Morgan Stanley stated Thursday it will purchase discount brokerage E*Trade Financial Corp in a stock deal worth about $13 billion, the biggest acquisition by a Wall Street bank since the 2008-2009 monetary crisis.
Part of a broader consolidation in the low-cost brokerage industry, the move will add breadth to Morgan Stanley’s wealth management unit, a business that CEO James Gorman has been attempting to construct out to insulate the bank from weak intervals for buying and selling and investment banking.
Morgan Stanley’s main competitor, Goldman Sachs, has also been forging ahead with an upstart retail financial institution, while others, including Bank of America and UBS, are trying to give attention to basic lending and wealth management services.
The contract reflects a more relaxed regulatory mood under Prez Donald Trump’s administration, which has helped unleash other big-ticket takeovers in the financial market.
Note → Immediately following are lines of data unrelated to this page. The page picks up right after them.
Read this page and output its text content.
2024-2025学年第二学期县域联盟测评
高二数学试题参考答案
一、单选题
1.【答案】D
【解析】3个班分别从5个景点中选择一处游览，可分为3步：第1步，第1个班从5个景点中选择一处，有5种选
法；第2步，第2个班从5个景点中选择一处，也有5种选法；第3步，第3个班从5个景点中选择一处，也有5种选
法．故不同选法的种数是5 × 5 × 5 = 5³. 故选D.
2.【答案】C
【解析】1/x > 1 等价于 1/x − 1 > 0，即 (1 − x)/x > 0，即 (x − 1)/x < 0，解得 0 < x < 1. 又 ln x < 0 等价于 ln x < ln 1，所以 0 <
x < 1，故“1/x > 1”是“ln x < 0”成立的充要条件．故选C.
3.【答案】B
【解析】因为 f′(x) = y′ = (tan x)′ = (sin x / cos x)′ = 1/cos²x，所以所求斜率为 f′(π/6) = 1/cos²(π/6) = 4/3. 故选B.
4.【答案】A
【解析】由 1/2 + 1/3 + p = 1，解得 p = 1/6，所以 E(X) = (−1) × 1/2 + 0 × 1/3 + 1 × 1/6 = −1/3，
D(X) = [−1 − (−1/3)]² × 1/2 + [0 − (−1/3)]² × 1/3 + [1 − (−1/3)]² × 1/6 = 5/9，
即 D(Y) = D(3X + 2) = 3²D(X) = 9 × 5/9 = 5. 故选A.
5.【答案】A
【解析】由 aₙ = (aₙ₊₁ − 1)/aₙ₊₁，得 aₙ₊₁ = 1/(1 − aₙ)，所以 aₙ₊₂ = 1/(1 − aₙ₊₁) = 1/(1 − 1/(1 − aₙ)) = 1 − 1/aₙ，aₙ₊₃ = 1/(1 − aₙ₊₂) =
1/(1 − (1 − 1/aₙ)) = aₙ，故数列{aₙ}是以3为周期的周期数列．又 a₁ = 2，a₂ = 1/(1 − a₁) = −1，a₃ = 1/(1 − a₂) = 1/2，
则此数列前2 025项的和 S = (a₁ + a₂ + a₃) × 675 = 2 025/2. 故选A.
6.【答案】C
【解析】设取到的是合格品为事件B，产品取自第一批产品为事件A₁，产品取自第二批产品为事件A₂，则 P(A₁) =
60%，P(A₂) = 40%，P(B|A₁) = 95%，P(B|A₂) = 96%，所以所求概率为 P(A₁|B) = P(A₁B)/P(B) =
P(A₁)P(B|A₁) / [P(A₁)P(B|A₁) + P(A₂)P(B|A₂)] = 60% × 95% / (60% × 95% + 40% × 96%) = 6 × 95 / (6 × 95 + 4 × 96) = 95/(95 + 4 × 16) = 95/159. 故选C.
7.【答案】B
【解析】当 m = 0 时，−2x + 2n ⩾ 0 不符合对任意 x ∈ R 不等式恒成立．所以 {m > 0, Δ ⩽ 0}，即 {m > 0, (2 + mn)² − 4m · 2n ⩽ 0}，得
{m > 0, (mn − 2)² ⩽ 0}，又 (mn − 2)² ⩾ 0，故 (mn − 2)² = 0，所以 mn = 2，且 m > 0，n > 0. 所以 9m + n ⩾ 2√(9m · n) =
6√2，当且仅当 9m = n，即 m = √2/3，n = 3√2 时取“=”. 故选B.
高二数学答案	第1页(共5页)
Large banks have been encouraged to do deals that would have been tricky for the Wall Street titans under Obama’s administration.
In March 2019, U.S. regional bank Fifth Third Bancorp’s purchase of smaller rival MB Financial for $4.7 billion got a green light from regulators. It was followed by permission for a $28 billion marriage of BB&T Corp and SunTrust.
Banking offers, in particular, had failed after the financial crisis as strict capital and liquidity rules had been placed on lenders with over $50 billion in assets, making it unattractive for mid-size corporations to accumulate more assets.